A difficult extraction

Many players holding the South hand would rush into Blackwood after partner’s strong raise. They would end up at the five-level missing three aces. This South was a wily veteran who had been down this road before. Instead of Blackwood, he used a sequence that commanded North to cuebid a red ace at the four level if he had one. Good bidding, as even 10 tricks would be a challenge.

The opening heart lead went to the jack and queen. East tried to cash the ace of hearts, but South ruffed and led the king of spades. East chose to duck. It was tempting to try to reach dummy with a club ruff. South would make an overtrick if East had three or more clubs. East, however, was known to have started with three spades and at least five hearts, so South did not want to risk playing him for three clubs.
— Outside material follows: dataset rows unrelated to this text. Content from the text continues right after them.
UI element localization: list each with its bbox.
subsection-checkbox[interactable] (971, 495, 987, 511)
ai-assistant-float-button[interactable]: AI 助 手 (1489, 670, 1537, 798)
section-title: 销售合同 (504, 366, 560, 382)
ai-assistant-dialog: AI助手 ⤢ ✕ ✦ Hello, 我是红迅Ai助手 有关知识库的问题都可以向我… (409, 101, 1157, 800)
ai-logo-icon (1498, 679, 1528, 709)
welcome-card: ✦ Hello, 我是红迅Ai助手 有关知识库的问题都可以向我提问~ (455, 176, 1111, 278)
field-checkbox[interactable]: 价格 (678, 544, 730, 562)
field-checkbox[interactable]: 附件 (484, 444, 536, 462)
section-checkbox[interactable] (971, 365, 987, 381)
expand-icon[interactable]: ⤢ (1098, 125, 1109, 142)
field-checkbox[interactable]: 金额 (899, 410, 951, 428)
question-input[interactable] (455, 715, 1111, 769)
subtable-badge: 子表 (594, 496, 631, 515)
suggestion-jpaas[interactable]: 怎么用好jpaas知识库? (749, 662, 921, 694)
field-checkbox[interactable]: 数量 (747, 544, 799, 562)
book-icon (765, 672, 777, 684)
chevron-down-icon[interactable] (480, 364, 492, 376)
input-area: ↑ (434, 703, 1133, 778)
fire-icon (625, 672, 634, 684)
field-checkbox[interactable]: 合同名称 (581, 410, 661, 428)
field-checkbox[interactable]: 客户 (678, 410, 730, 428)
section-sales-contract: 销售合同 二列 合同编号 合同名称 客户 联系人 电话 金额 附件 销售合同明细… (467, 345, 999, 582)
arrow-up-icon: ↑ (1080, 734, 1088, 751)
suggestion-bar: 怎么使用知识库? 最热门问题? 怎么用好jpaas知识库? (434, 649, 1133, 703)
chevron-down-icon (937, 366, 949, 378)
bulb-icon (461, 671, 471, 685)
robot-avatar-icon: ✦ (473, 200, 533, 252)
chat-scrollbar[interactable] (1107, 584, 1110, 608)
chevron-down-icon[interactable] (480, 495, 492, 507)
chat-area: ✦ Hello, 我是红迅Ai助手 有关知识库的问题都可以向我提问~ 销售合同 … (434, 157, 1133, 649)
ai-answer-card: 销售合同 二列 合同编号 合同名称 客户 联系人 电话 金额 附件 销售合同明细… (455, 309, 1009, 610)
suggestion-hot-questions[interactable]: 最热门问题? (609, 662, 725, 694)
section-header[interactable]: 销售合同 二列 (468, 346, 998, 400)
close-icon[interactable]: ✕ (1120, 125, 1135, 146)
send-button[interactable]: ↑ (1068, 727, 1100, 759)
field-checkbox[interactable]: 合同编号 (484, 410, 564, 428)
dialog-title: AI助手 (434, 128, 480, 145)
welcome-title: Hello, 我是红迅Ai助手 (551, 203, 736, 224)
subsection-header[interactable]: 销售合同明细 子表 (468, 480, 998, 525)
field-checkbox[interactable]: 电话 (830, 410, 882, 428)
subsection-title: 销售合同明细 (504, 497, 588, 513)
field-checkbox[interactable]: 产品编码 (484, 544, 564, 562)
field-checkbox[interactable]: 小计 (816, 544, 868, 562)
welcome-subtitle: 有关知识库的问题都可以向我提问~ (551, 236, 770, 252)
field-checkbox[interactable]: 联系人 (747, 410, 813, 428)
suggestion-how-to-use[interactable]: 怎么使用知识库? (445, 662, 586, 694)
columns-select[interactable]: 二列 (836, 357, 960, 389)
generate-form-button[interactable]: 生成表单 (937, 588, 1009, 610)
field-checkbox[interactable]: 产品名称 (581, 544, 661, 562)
Instead, South tried for the “Dentist’s Coup.” He cashed two high clubs, extracting two clubs from East, and exited with a diamond. East won with his ace, but he could not prevent dummy from gaining the lead in order to lead a spade toward the queen. Sharp-eyed readers will note that East could have done better by executing a “Dentist’s Coup” of his own. East should have won the king of spades with the ace, cashed the ace of diamonds, and exited with a club. Too hard? South was known to have six spades and one heart, and he had bid clubs twice in the auction. Hard maybe, but not too hard.